There passed rainbow flags, medi-chairs, all banners and flags, pets in strollers, (Feh, Godfrey would have wheezed). My kind husband, Garnet, reckoned with a squeeze of my shoulder, down there amid the stalwart, in spirit marches Godfrey…
In the park below our window, a hefty brown mutt, perhaps the great, great grand daughter of the dog Godfrey wrote of, pauses in her play, sprawled in the frozen grass, she watches as the marchers pass.
The deep cold now blessedly over, rare ice on the waterway has melted yet small stubborn patches still stick on stone, crusted shadow snow. I, dry and warm, sit and watch from my window. A thread of plaid wool remains of the sock, belonging to Godfrey we hung years ago, to remind folks below, doorbell broken, that we were in.
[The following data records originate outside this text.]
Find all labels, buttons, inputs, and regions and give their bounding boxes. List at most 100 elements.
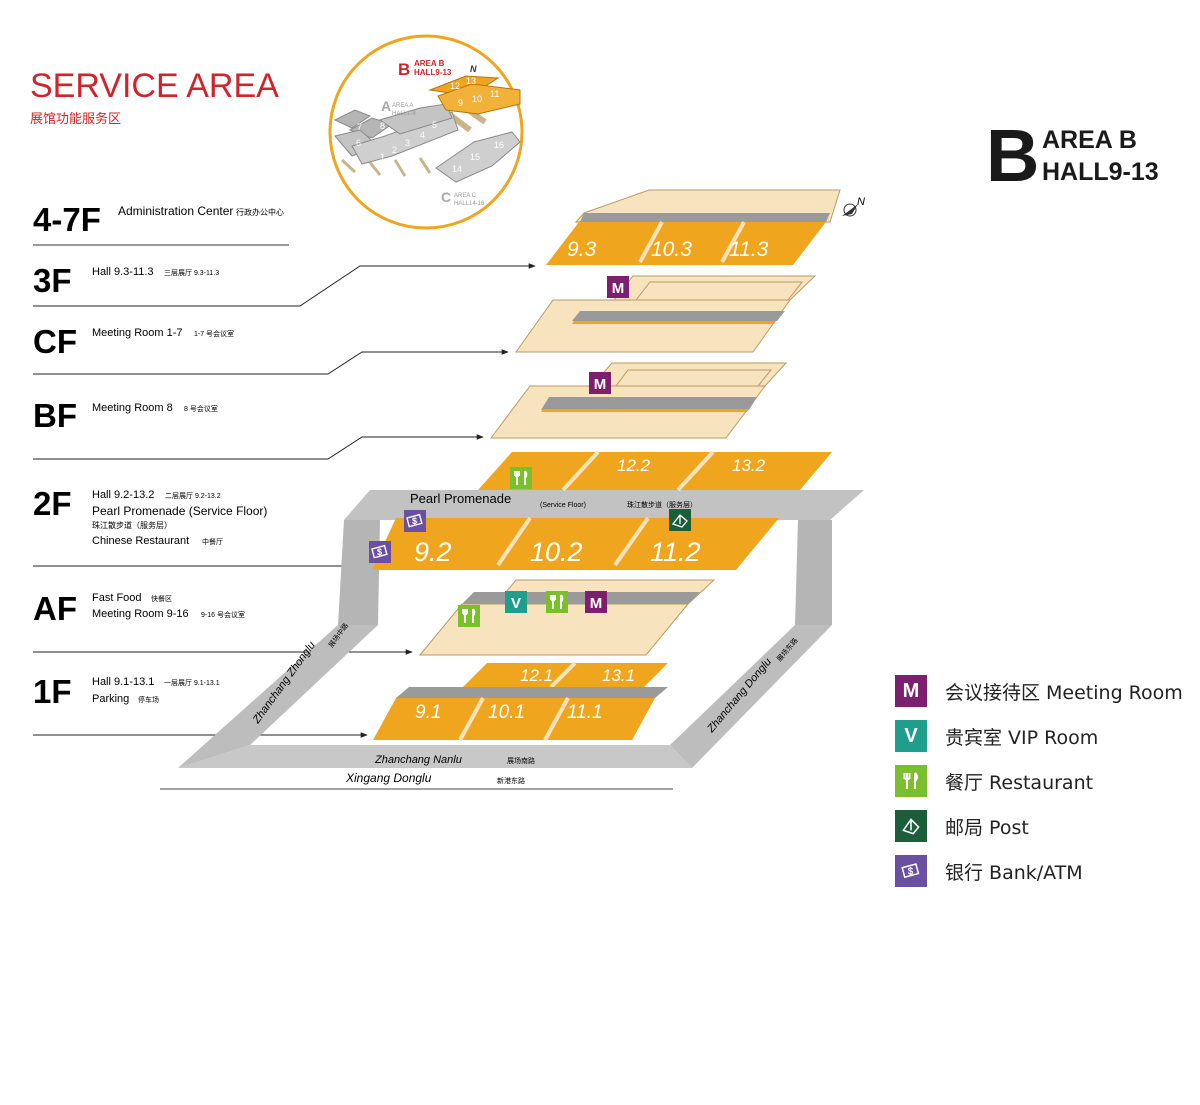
floor-desc: Meeting Room 8	[92, 402, 173, 414]
floor-desc: Hall 9.1-13.1	[92, 676, 154, 688]
floor-1f-plan	[373, 661, 668, 741]
minimap-hall-label: 12	[450, 81, 460, 91]
vip-room-icon: V	[895, 720, 927, 752]
legend-label: 银行 Bank/ATM	[945, 861, 1083, 884]
svg-text:M: M	[594, 376, 607, 393]
post-office-icon	[895, 810, 927, 842]
road-label-nanlu-cn: 展场南路	[507, 756, 535, 765]
minimap-hall-label: 10	[472, 94, 482, 104]
legend-label: 餐厅 Restaurant	[945, 771, 1094, 794]
floor-directory: 4-7F Administration Center 行政办公中心 3F Hal…	[33, 201, 289, 710]
hall-label-10-1: 10.1	[488, 702, 525, 723]
legend-item-post: 邮局 Post	[895, 810, 1195, 842]
minimap-hall-label: 1	[380, 152, 385, 162]
minimap-hall-label: 5	[432, 120, 437, 130]
floor-desc-cn: 8 号会议室	[184, 404, 218, 413]
hall-label-11-1: 11.1	[567, 702, 603, 723]
page-subtitle: 展馆功能服务区	[30, 111, 121, 127]
vip-room-icon: V	[505, 591, 527, 613]
bank-atm-icon: $	[404, 510, 426, 532]
road-label-nanlu: Zhanchang Nanlu	[374, 754, 462, 766]
minimap-hall-label: 2	[392, 145, 397, 155]
svg-text:$: $	[412, 516, 417, 526]
meeting-room-icon: M	[589, 372, 611, 394]
restaurant-icon	[458, 605, 480, 627]
road-label-xingang-cn: 新港东路	[497, 776, 525, 785]
minimap-area-a-letter: A	[381, 98, 391, 114]
floor-label-cf: CF	[33, 323, 77, 360]
hall-label-13-1: 13.1	[602, 666, 635, 685]
svg-text:M: M	[590, 595, 603, 612]
svg-text:M: M	[612, 280, 625, 297]
floor-label-2f: 2F	[33, 485, 72, 522]
restaurant-icon	[510, 467, 532, 489]
hall-label-9-1: 9.1	[415, 702, 441, 723]
promenade-label: Pearl Promenade	[410, 491, 511, 506]
legend-item-meeting-room: M 会议接待区 Meeting Room	[895, 675, 1195, 707]
minimap-hall-label: 7	[357, 122, 362, 132]
floor-bf-plan	[490, 362, 788, 439]
hall-label-12-2: 12.2	[617, 456, 651, 475]
hall-label-13-2: 13.2	[732, 456, 766, 475]
floor-desc: Hall 9.2-13.2	[92, 489, 154, 501]
north-label: N	[857, 196, 865, 208]
floor-desc: Parking	[92, 693, 129, 705]
area-badge-name: AREA B	[1042, 126, 1137, 154]
minimap-area-c-letter: C	[441, 189, 451, 205]
floor-3f-plan	[546, 189, 841, 265]
minimap-hall-label: 8	[380, 121, 385, 131]
minimap-area-a-line1: AREA A	[392, 103, 413, 109]
bank-atm-icon: $	[895, 855, 927, 887]
leader-lines	[33, 263, 536, 738]
post-office-icon	[669, 509, 691, 531]
floor-label-4-7f: 4-7F	[33, 201, 101, 238]
restaurant-icon	[895, 765, 927, 797]
minimap-area-c-line1: AREA C	[454, 193, 477, 199]
floor-desc-cn: 一层展厅 9.1-13.1	[164, 679, 220, 687]
minimap-hall-label: 15	[470, 152, 480, 162]
road-label-xingang: Xingang Donglu	[345, 771, 432, 785]
north-arrow-icon: N	[842, 196, 865, 217]
floor-desc: Fast Food	[92, 592, 142, 604]
legend: M 会议接待区 Meeting Room V 贵宾室 VIP Room 餐厅 R…	[895, 675, 1195, 900]
hall-label-12-1: 12.1	[520, 666, 553, 685]
floor-desc-cn: 1-7 号会议室	[194, 329, 234, 338]
legend-item-bank-atm: $ 银行 Bank/ATM	[895, 855, 1195, 887]
minimap-area-c-halls	[435, 131, 521, 183]
minimap-hall-label: 3	[405, 138, 410, 148]
bank-atm-icon: $	[369, 541, 391, 563]
floor-desc: Meeting Room 9-16	[92, 608, 189, 620]
floor-label-af: AF	[33, 590, 77, 627]
svg-text:$: $	[377, 547, 382, 557]
legend-label: 邮局 Post	[945, 816, 1029, 839]
floor-desc: Pearl Promenade (Service Floor)	[92, 504, 267, 518]
minimap-hall-label: 13	[466, 76, 476, 86]
floor-desc-cn: 行政办公中心	[236, 207, 284, 217]
hall-label-9-3: 9.3	[567, 238, 597, 261]
floor-desc-cn: 9-16 号会议室	[201, 610, 245, 619]
floor-desc: Meeting Room 1-7	[92, 327, 183, 339]
hall-label-10-3: 10.3	[651, 238, 692, 261]
road-label-donglu: Zhanchang Donglu	[704, 656, 774, 736]
minimap-north-label: N	[470, 64, 477, 74]
area-badge-letter: B	[986, 114, 1039, 197]
floor-desc-cn: 快餐区	[151, 594, 172, 603]
floor-desc-cn: 三层展厅 9.3-11.3	[164, 269, 219, 277]
hall-label-9-2: 9.2	[414, 537, 452, 567]
floor-desc: Administration Center	[118, 204, 233, 218]
legend-item-vip-room: V 贵宾室 VIP Room	[895, 720, 1195, 752]
minimap-area-b-line1: AREA B	[414, 59, 445, 68]
meeting-room-icon: M	[607, 276, 629, 298]
minimap-area-b-halls	[428, 75, 521, 115]
minimap-area-b-letter: B	[398, 60, 410, 79]
minimap-hall-label: 4	[420, 130, 425, 140]
promenade-cn: 珠江散步道（服务层）	[627, 500, 697, 509]
svg-text:V: V	[511, 595, 521, 612]
floor-desc: Chinese Restaurant	[92, 535, 189, 547]
minimap-area-c-line2: HALL14-16	[454, 201, 485, 207]
area-badge-halls: HALL9-13	[1042, 158, 1159, 186]
floor-desc-cn: 中餐厅	[202, 537, 223, 546]
minimap-hall-label: 16	[494, 140, 504, 150]
minimap: 1 2 3 4 5 6 7 8 A AREA A HALL1-8 9 10 11…	[328, 34, 524, 230]
meeting-room-icon: M	[895, 675, 927, 707]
I am feeling my age of late, yet remain assured the promise of spring.
“Souls adrift have always been drawn to harbors”..wrote Godfrey. Quiet the campers tenting in the park these winter nights. This morning the street dwellers played with their dogs, romped in defiance of order and by-law. I was reminded of a half wrote wisdom Godfrey left for to share, I found it on a bit of scrap paper, down deep in side my turquoise chair.
He wrote- “It was cusp of evening, brash ice had gone from the inlet verges, and low was the tide. Days work over, tedious the bus that I ride. And stopped were in traffic on Knockfollie’s Bridge, as habit I wiped off my window, looked out the side. A person, or more perhaps of minuscule mind, I don’t know, had thrown a shopping trolley, off of the bridge and down to the mud flats below.
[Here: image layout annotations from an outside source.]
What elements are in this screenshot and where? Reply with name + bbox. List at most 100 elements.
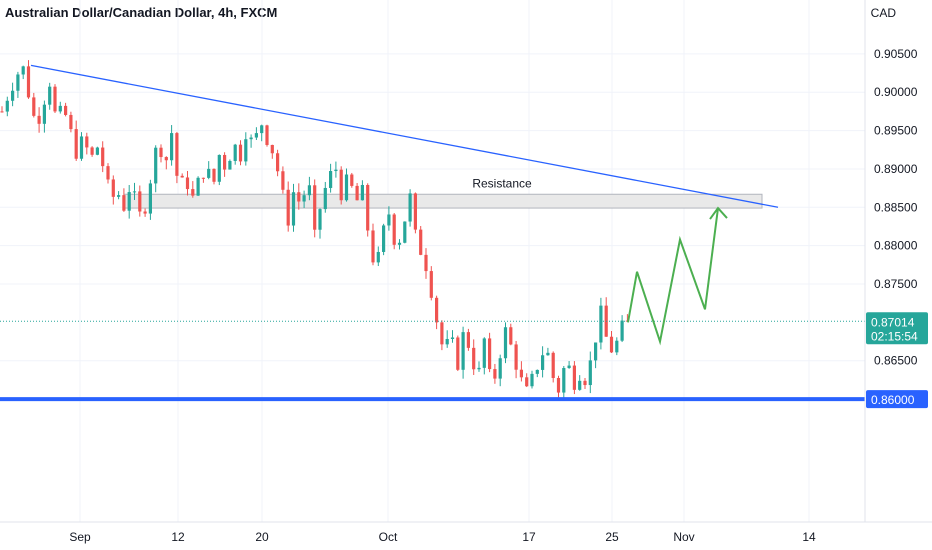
candle-body: [472, 347, 476, 370]
candle-body: [445, 338, 449, 345]
price-tick-label: 0.89000: [874, 162, 918, 176]
candle-body: [106, 166, 110, 180]
candle-body: [594, 342, 598, 361]
candle-body: [503, 327, 508, 359]
candle-body: [307, 185, 311, 196]
candle-body: [16, 74, 20, 91]
candle-body: [64, 105, 68, 115]
price-tick-label: 0.86500: [874, 354, 918, 368]
candle-body: [286, 189, 290, 226]
candle-body: [318, 209, 322, 230]
currency-label: CAD: [870, 6, 896, 20]
candle-body: [599, 305, 603, 343]
candle-body: [291, 192, 296, 226]
candle-body: [382, 225, 386, 252]
candle-body: [117, 195, 121, 197]
candle-body: [11, 90, 15, 101]
candle-body: [90, 147, 94, 155]
candle-body: [429, 271, 433, 298]
candle-body: [32, 97, 36, 116]
time-tick-label: Sep: [69, 530, 91, 544]
candles: [0, 60, 629, 398]
candle-body: [567, 365, 571, 369]
candle-body: [21, 66, 25, 75]
candle-body: [254, 133, 258, 138]
support-price-tag-bg: [866, 390, 928, 409]
candle-body: [0, 111, 4, 113]
candle-body: [546, 352, 550, 356]
candle-body: [207, 168, 211, 178]
candle-body: [238, 144, 243, 162]
price-tick-label: 0.90000: [874, 85, 918, 99]
drawings: [0, 64, 865, 402]
candle-body: [244, 139, 248, 162]
candle-body: [397, 242, 402, 245]
candle-body: [223, 154, 227, 170]
chart-title: Australian Dollar/Canadian Dollar, 4h, F…: [5, 5, 278, 20]
resistance-zone-box: [123, 193, 763, 209]
candle-body: [132, 191, 137, 193]
candle-body: [302, 195, 306, 202]
candle-body: [562, 368, 566, 393]
candle-body: [482, 338, 486, 368]
candle-body: [175, 133, 179, 176]
candle-body: [435, 297, 439, 323]
candle-body: [148, 183, 152, 214]
time-tick-label: 14: [802, 530, 816, 544]
candle-body: [588, 360, 592, 386]
candle-body: [69, 114, 73, 130]
candle-body: [334, 169, 338, 172]
candle-body: [509, 327, 513, 345]
candle-body: [387, 214, 391, 226]
candle-body: [514, 344, 518, 370]
candle-body: [615, 340, 619, 353]
candle-body: [313, 185, 317, 230]
candle-body: [620, 320, 624, 341]
price-tick-label: 0.89500: [874, 124, 918, 138]
candle-body: [42, 104, 46, 124]
current-price-tag-bg: [866, 312, 928, 345]
candle-body: [297, 192, 301, 202]
candle-body: [493, 369, 497, 379]
candle-body: [127, 192, 131, 211]
descending-trendline: [30, 64, 779, 208]
candle-body: [488, 338, 492, 370]
resistance-zone: Resistance: [123, 176, 763, 209]
projection-path: [627, 207, 719, 346]
price-tick-label: 0.88000: [874, 239, 918, 253]
candle-body: [456, 337, 460, 370]
candle-body: [170, 133, 174, 161]
candle-body: [329, 171, 333, 188]
candle-body: [376, 251, 380, 263]
candle-body: [53, 86, 57, 112]
candle-body: [58, 105, 62, 112]
candle-body: [196, 177, 200, 196]
candle-body: [360, 184, 364, 201]
time-tick-label: Nov: [673, 530, 694, 544]
candle-body: [350, 174, 354, 186]
candle-body: [26, 66, 31, 98]
candle-body: [355, 185, 359, 201]
candle-body: [419, 229, 423, 255]
time-tick-label: 12: [171, 530, 185, 544]
candle-body: [461, 332, 465, 370]
support-price-tag: 0.86000: [866, 390, 928, 409]
candle-body: [111, 179, 115, 197]
candle-body: [191, 189, 195, 196]
candle-body: [228, 160, 232, 170]
candle-body: [74, 129, 78, 159]
candle-body: [217, 154, 221, 182]
price-tick-label: 0.87500: [874, 277, 918, 291]
candle-body: [48, 86, 52, 105]
candle-body: [477, 367, 481, 370]
time-axis: Sep 12 20 Oct 17 25 Nov 14: [69, 530, 816, 544]
candle-body: [101, 147, 105, 167]
time-tick-label: Oct: [379, 530, 398, 544]
candle-countdown: 02:15:54: [871, 329, 918, 343]
time-tick-label: 17: [522, 530, 536, 544]
candle-body: [519, 369, 523, 378]
candle-body: [85, 136, 89, 148]
candle-body: [530, 373, 534, 387]
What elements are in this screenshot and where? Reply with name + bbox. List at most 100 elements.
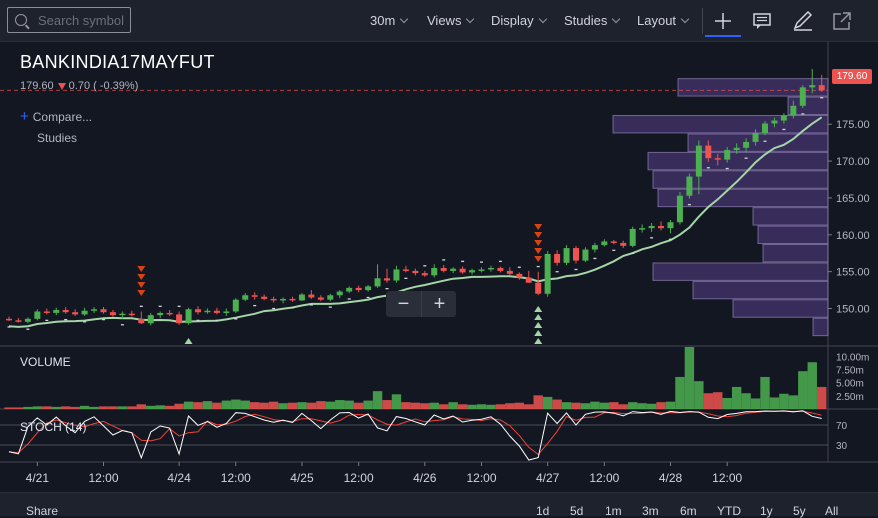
volume-bar [807,362,817,409]
zoom-out-button[interactable]: − [397,293,410,315]
compare-button[interactable]: + Compare... [20,108,92,125]
candle-body [743,141,750,148]
candle-body [752,133,759,142]
range-1y[interactable]: 1y [760,504,773,518]
range-all[interactable]: All [825,504,839,518]
symbol-search[interactable] [7,7,131,33]
last-price: 179.60 [20,80,54,92]
volume-bar [779,393,789,409]
draw-icon [793,10,813,31]
candle-body [431,267,438,276]
volume-bar [335,400,345,409]
volume-bar [476,404,487,409]
candle-body [591,245,598,250]
views-menu[interactable]: Views [427,0,475,42]
volume-profile-bar [647,151,829,171]
interval-dropdown[interactable]: 30m [370,0,409,42]
range-6m[interactable]: 6m [680,504,697,518]
candle-body [157,312,164,316]
volume-bar [325,401,335,409]
candle-body [6,318,12,321]
down-arrow-icon [57,83,66,90]
volume-bar [750,398,761,409]
candle-body [365,286,372,291]
psar-dot [744,157,748,159]
display-menu[interactable]: Display [491,0,547,42]
volume-bar [287,402,298,409]
volume-profile-bar [692,280,829,300]
annotation-button[interactable] [746,6,780,36]
psar-dot [328,306,332,308]
draw-button[interactable] [786,6,820,36]
psar-dot [385,288,389,290]
range-1d[interactable]: 1d [536,504,550,518]
candle-body [251,295,258,297]
candle-body [232,299,239,312]
volume-tick-label: 2.50m [836,392,864,403]
volume-bar [391,394,402,409]
time-tick-label: 12:00 [589,471,619,485]
candle-body [516,273,523,278]
range-1m[interactable]: 1m [605,504,622,518]
volume-bar [61,406,71,409]
volume-bar [703,393,713,409]
zoom-in-button[interactable]: + [421,291,457,317]
candle-body [639,228,646,230]
studies-menu[interactable]: Studies [564,0,621,42]
candle-body [91,309,98,311]
psar-dot [593,257,597,260]
studies-legend[interactable]: Studies [37,131,78,145]
psar-dot [687,203,691,206]
share-button[interactable]: Share [26,504,59,518]
candle-body [658,225,665,229]
chart-canvas[interactable]: 150.00 155.00 160.00 165.00 170.00 175.00 2.50… [0,42,878,492]
volume-bar [561,402,572,409]
volume-bar [684,347,695,409]
volume-bar [410,402,421,409]
range-3m[interactable]: 3m [642,504,659,518]
crosshair-button[interactable] [705,6,741,37]
time-tick-label: 12:00 [712,471,742,485]
volume-bar [637,403,647,409]
candle-body [15,320,22,322]
volume-bar [146,405,156,409]
psar-dot [272,307,276,310]
candle-body [601,241,608,246]
range-5y[interactable]: 5y [793,504,806,518]
layout-label: Layout [637,13,677,28]
candle-body [43,311,50,313]
psar-dot [309,304,313,306]
layout-menu[interactable]: Layout [637,0,690,42]
volume-profile-bar [762,244,829,263]
candle-body [62,309,69,313]
range-ytd[interactable]: YTD [717,504,741,518]
volume-bar [4,407,14,409]
volume-bar [788,395,799,409]
psar-dot [574,268,578,271]
search-input[interactable] [38,11,128,29]
popout-button[interactable] [825,6,859,36]
chart-area[interactable]: 150.00 155.00 160.00 165.00 170.00 175.00 2.50… [0,42,878,492]
candle-body [686,176,693,196]
psar-dot [177,305,181,308]
chevron-down-icon [400,14,409,24]
volume-bar [731,386,742,409]
candle-body [771,120,778,124]
candle-body [478,269,485,271]
sell-signal-arrow [534,224,543,230]
range-5d[interactable]: 5d [570,504,584,518]
candle-body [582,249,589,261]
psar-dot [650,237,654,239]
candle-body [308,294,315,298]
buy-signal-arrow [534,338,543,344]
time-tick-label: 12:00 [466,471,496,485]
volume-bar [817,386,827,409]
candle-body [440,267,447,271]
interval-label: 30m [370,13,396,28]
volume-bar [202,401,213,409]
psar-dot [669,238,672,240]
psar-dot [725,167,729,170]
volume-bar [363,400,373,409]
volume-bar [278,403,288,409]
candle-body [450,268,457,271]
Water and sky in what I call “Winterset” shades of platinum, orange and gray, and in its wild glory, a Great Blue Heron, had perched on the derelict shopping cart, looking south down the bay.
When troubling images I cannot avoid, and distant bells warn change or danger may near, I recall the beauty no one can take from me, the welcoming places Ive’ been, and know my words will never be silenced, nor will I cow down in fear.
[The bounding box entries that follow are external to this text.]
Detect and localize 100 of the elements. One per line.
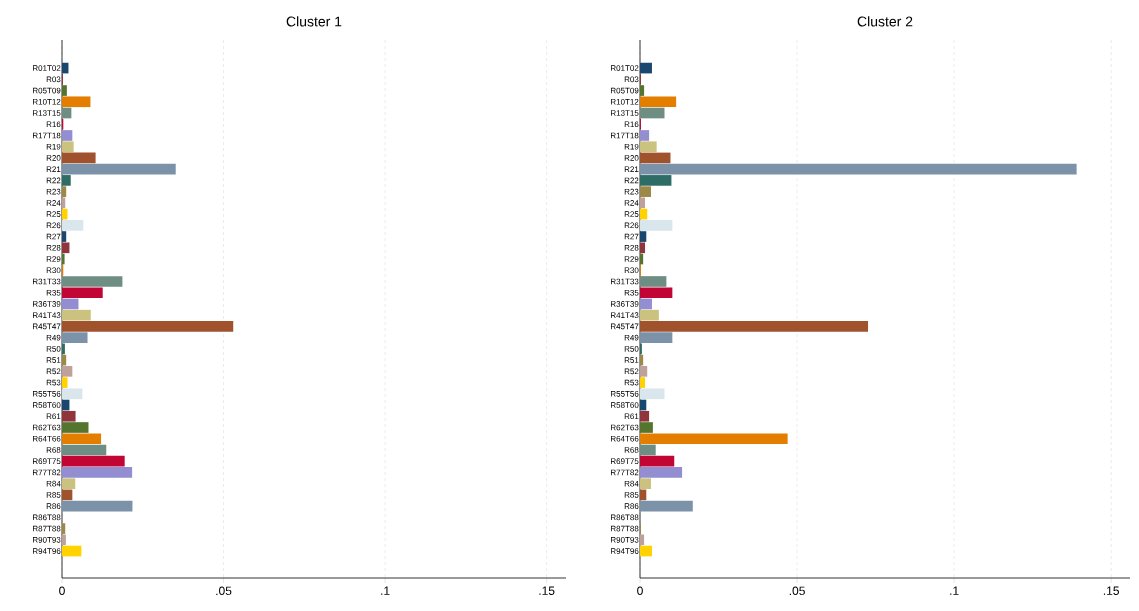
bar [640,62,652,74]
y-tick-label: R55T56 [33,390,61,397]
y-tick-label: R49 [624,334,639,341]
y-tick-label: R19 [46,143,61,150]
bar [640,130,650,141]
bar [62,489,73,501]
y-tick-label: R21 [624,166,639,172]
y-tick-label: R84 [46,480,61,487]
bar [62,96,91,108]
y-tick-label: R87T88 [33,525,61,532]
bar [640,175,672,186]
y-tick-label: R05T09 [611,87,639,94]
bar [640,534,645,546]
y-tick-label: R36T39 [33,301,61,307]
bar [62,309,91,321]
chart-title: Cluster 1 [286,16,342,27]
y-tick-label: R86 [624,503,639,509]
x-tick-label: 0 [59,586,65,596]
y-tick-label: R50 [46,346,61,352]
y-tick-label: R29 [624,256,639,262]
y-tick-label: R01T02 [611,65,639,71]
y-tick-label: R55T56 [611,390,639,397]
y-tick-label: R35 [46,289,61,296]
y-tick-label: R77T82 [33,469,61,476]
y-tick-label: R10T12 [611,98,639,105]
bar [62,231,67,242]
y-tick-label: R86T88 [611,514,639,521]
bar [62,186,67,197]
y-tick-label: R01T02 [33,65,61,71]
bar [62,410,76,422]
bar [62,321,234,332]
y-tick-label: R27 [624,233,639,240]
y-tick-label: R49 [46,334,61,341]
y-tick-label: R13T15 [33,110,61,116]
y-tick-label: R03 [624,76,639,83]
y-tick-label: R13T15 [611,110,639,116]
y-tick-label: R94T96 [611,548,639,554]
y-tick-label: R53 [624,379,639,386]
bar [640,321,869,332]
chart-title: Cluster 2 [857,16,913,27]
bar [640,287,673,299]
bar [640,197,646,209]
bar [62,545,82,557]
bar [62,377,68,388]
y-tick-label: R25 [46,211,61,217]
y-tick-label: R64T66 [611,435,639,442]
bar [640,309,659,321]
bar [640,85,645,96]
y-tick-label: R85 [624,492,639,498]
bar [640,422,653,433]
bar [62,219,84,231]
y-tick-label: R86T88 [33,514,61,521]
y-tick-label: R31T33 [33,278,61,285]
y-tick-label: R25 [624,211,639,217]
y-tick-label: R26 [46,222,61,229]
y-tick-label: R36T39 [611,301,639,307]
y-tick-label: R77T82 [611,469,639,476]
y-tick-label: R35 [624,289,639,296]
y-tick-label: R51 [624,357,639,363]
bar [62,85,67,96]
bar [62,366,73,377]
y-tick-label: R52 [624,368,639,375]
bar [62,298,79,310]
y-tick-label: R45T47 [33,323,61,330]
x-tick-label: .15 [1103,586,1119,595]
y-tick-label: R22 [624,177,639,184]
y-tick-label: R28 [46,244,61,251]
y-tick-label: R20 [46,155,61,161]
y-tick-label: R90T93 [33,536,61,543]
bar [640,186,651,197]
y-tick-label: R58T60 [611,402,639,408]
bar [62,152,96,164]
y-tick-label: R27 [46,233,61,240]
y-tick-label: R24 [624,200,639,206]
bar [640,399,647,411]
y-tick-label: R64T66 [33,435,61,442]
y-tick-label: R41T43 [611,312,639,319]
bar [640,489,647,501]
bar [640,332,673,343]
y-tick-label: R61 [624,413,639,420]
y-tick-label: R17T18 [611,132,639,139]
bar [640,467,683,478]
bar [62,433,102,445]
bar [62,130,73,141]
y-tick-label: R22 [46,177,61,184]
bar [640,219,673,231]
x-tick-label: 0 [637,586,643,596]
bar [640,478,651,489]
y-tick-label: R68 [46,447,61,453]
bar [62,478,76,489]
bar [62,422,89,433]
y-tick-label: R16 [46,121,61,128]
bar [62,287,103,299]
x-tick-label: .1 [381,586,390,595]
y-tick-label: R58T60 [33,402,61,408]
y-tick-label: R05T09 [33,87,61,94]
y-tick-label: R50 [624,346,639,352]
bar [62,141,74,153]
bar [640,377,646,388]
y-tick-label: R30 [46,267,61,274]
To the Bampot Louts, who threw the cart out, on the mud flats to the park dwellers surviving in snow, to you wearing fine shoes in the dim halls of power, may you understand what it means to be present …as the brown mutt who romps in sheer joy of living, and the Blue Heron, patient at Winterset, trusts in the oceans giving.
Dry socks and coffee handed out from a van, round in circles the brown mutt ran, pursuing a stick her person had thrown away. She bowls over the lesser black lab who has joined her in play. I chuckle at the scene, wisdom only a street dog can know- “sprawl in the grass, fear not the bigot, the greedy, the arrogant, exalt in your freedom, remember the brown mutt, when you are weary -“Sprawl in the grass and pant”.